Example: at 10 Gwei and ETH priced at $3,000, one ERC20 transfer costs roughly: 65,000 × 10 Gwei × $3,000 / 1e9 ≈ $1.95.
Base Fee and Priority Fee
Since EIP-1559, Ethereum splits the gas price into two parts. The base fee is set by the protocol and burned automatically. The priority fee (tip) goes to the validator who includes your transaction. During periods of high congestion, bidding a higher priority fee speeds up confirmation.
Why Fees Vary So Much
Ethereum processes roughly 15–30 transactions per second. When millions of users compete for limited block space — during DeFi yield events, NFT launches, or market rallies — fees spike dramatically. In peak conditions, a single ERC20 transfer can exceed $30 or even $50.

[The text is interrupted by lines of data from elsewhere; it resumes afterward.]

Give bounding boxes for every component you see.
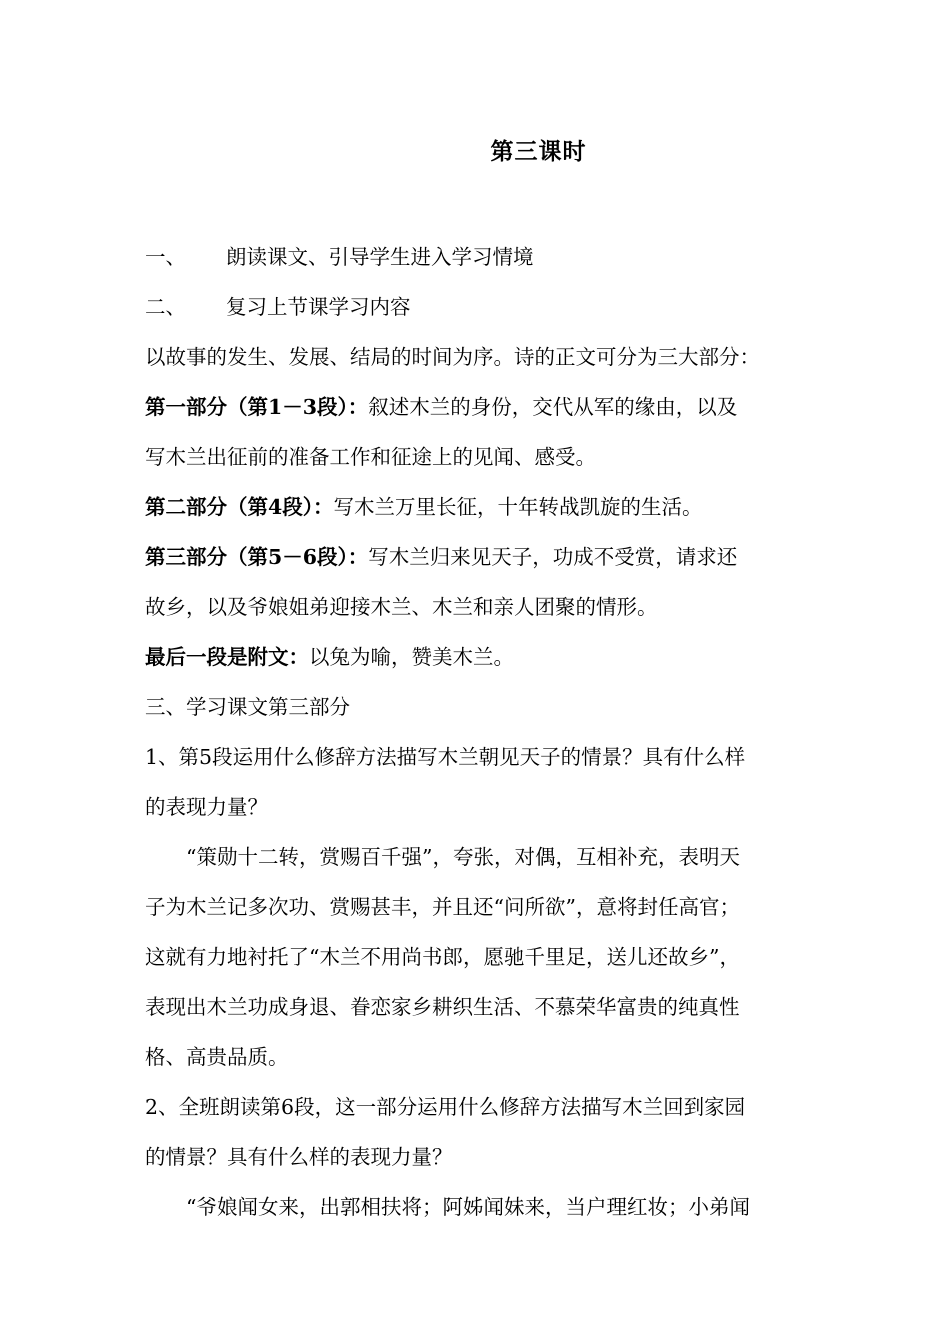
heading-one-text: 朗读课文、引导学生进入学习情境 [226, 245, 534, 269]
question-one-line-1: 1、第5段运用什么修辞方法描写木兰朝见天子的情景？具有什么样 [145, 745, 746, 769]
page-title: 第三课时 [490, 138, 587, 165]
answer-one-line-2: 子为木兰记多次功、赏赐甚丰，并且还“问所欲”，意将封任高官； [145, 895, 740, 919]
part-two-text-1: 写木兰万里长征，十年转战凯旋的生活。 [333, 495, 703, 519]
heading-one-number: 一、 [145, 245, 186, 269]
part-three-text-1: 写木兰归来见天子，功成不受赏，请求还 [368, 545, 738, 569]
part-two-label: 第二部分（第4段）： [145, 495, 334, 519]
answer-one-line-1: “策勋十二转，赏赐百千强”，夸张，对偶，互相补充，表明天 [186, 845, 740, 869]
intro-paragraph: 以故事的发生、发展、结局的时间为序。诗的正文可分为三大部分： [145, 345, 760, 369]
last-section-line [145, 632, 825, 682]
part-one-text-1: 叙述木兰的身份，交代从军的缘由，以及 [368, 395, 738, 419]
last-section-label: 最后一段是附文： [145, 645, 309, 669]
question-one-line-2: 的表现力量？ [145, 795, 268, 819]
part-one-line-1 [145, 382, 825, 432]
heading-two-text: 复习上节课学习内容 [226, 295, 411, 319]
part-three-line-2: 故乡，以及爷娘姐弟迎接木兰、木兰和亲人团聚的情形。 [145, 595, 658, 619]
part-three-line-1 [145, 532, 825, 582]
document-body [145, 232, 825, 1232]
last-section-text: 以兔为喻，赞美木兰。 [309, 645, 514, 669]
answer-one-line-4: 表现出木兰功成身退、眷恋家乡耕织生活、不慕荣华富贵的纯真性 [145, 995, 740, 1019]
answer-two-line-1: “爷娘闻女来，出郭相扶将；阿姊闻妹来，当户理红妆；小弟闻 [186, 1195, 750, 1219]
answer-one-line-5: 格、高贵品质。 [145, 1045, 289, 1069]
part-two-line-1 [145, 482, 825, 532]
part-one-line-2: 写木兰出征前的准备工作和征途上的见闻、感受。 [145, 445, 596, 469]
heading-one [145, 232, 825, 282]
part-one-label: 第一部分（第1－3段）： [145, 395, 369, 419]
part-three-label: 第三部分（第5－6段）： [145, 545, 369, 569]
answer-one-line-3: 这就有力地衬托了“木兰不用尚书郎，愿驰千里足，送儿还故乡”， [145, 945, 740, 969]
heading-three: 三、学习课文第三部分 [145, 695, 350, 719]
question-two-line-2: 的情景？具有什么样的表现力量？ [145, 1145, 453, 1169]
heading-two [145, 282, 825, 332]
question-two-line-1: 2、全班朗读第6段，这一部分运用什么修辞方法描写木兰回到家园 [145, 1095, 746, 1119]
heading-two-number: 二、 [145, 295, 186, 319]
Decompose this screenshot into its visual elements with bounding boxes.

- Low traffic periods: fees as low as $0.01–$0.50.
- Average activity: $1–$5 per transfer.
- Peak congestion: $10–$30+.
Always check a real-time gas tracker such as Etherscan Gas Tracker before initiating a large transfer to avoid overpaying.
ERC20 vs Plain ETH Transfer
A plain ETH transfer costs a fixed 21,000 gas units. An ERC20 transfer requires executing smart contract code, which is roughly 3× more expensive at ~65,000 gas. More complex tokens with fee-on-transfer mechanics or reflections can cost even more.